Gary Earl Ross’ Another Voice, “Education problems belong to the entire community,” should help spark a long-overdue community discussion.

Buffalo’s central question in the 21st century should go beyond asking: How do we improve high school graduation rates and test scores? Indeed, we should ask: How do we better use our existing community resources to help create a culture where lifelong learning is valued and expected?

No global community will prosper without helping solve human needs through products or services developed through research and continuous lifelong learning. Our developing downtown medical campus is just one example of that awareness in medicine and the health-related service field. In the private sector, companies disappear to competitors when lifelong learning is not valued.

Our library system, cultural institutions and all educational organizations should be key players in transforming our community into an imaginative lifelong learning center through creative programing.

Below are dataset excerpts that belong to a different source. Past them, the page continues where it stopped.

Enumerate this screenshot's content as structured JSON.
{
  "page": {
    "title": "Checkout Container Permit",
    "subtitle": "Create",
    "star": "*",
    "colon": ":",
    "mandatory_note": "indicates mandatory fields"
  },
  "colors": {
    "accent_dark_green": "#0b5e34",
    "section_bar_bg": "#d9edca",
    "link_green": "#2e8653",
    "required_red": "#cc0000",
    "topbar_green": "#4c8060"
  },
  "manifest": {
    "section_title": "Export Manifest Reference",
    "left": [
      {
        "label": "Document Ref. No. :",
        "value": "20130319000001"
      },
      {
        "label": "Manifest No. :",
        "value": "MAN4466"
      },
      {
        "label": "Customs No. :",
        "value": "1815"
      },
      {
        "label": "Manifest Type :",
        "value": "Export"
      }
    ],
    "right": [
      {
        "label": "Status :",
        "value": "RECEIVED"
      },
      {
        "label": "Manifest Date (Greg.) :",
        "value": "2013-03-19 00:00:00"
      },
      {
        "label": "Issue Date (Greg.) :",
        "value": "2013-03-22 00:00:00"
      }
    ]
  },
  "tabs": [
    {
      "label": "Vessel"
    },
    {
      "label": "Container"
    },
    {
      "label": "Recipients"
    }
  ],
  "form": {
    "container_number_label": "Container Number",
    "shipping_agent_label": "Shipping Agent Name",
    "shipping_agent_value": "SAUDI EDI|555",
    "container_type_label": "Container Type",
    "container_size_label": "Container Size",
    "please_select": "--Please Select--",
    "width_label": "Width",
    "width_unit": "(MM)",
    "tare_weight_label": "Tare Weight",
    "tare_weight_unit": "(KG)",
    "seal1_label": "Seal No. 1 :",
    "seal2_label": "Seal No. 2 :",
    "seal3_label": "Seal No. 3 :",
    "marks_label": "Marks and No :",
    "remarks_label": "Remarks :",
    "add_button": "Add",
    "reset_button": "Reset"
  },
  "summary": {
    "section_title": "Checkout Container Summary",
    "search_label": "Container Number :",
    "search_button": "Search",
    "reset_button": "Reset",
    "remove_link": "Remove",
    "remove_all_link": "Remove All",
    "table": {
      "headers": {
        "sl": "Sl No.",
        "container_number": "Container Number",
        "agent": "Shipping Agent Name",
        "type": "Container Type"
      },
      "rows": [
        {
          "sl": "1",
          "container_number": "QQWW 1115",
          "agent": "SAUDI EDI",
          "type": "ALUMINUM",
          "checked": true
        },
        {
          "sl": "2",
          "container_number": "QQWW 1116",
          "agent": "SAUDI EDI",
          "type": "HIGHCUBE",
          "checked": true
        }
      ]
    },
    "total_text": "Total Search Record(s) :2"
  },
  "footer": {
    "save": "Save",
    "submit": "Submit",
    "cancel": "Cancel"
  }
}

This programing should receive the generous support of the private, public and not-for-profit sectors. All have a necessary role to play. Exhibits can provide the opportunity for appreciating our past so we can better imagine our future.

An example is the current renaissance in Buffalo, which has its roots in our increased appreciation of the city’s design, park system, architecture, history and geography by fresh water. Buffalo, as a visitor and tourist destination, is becoming an enjoyable lifelong learning center.

We should begin the community discussion focusing on determining and describing the elements that make a community healthy, wealthy and sustainable in the 21st century. That should be part of our common goal. The Imagine Lecture Series every Tuesday from noon to 1 p.m. in the downtown Buffalo and Erie County Public Library has recently begun that discussion.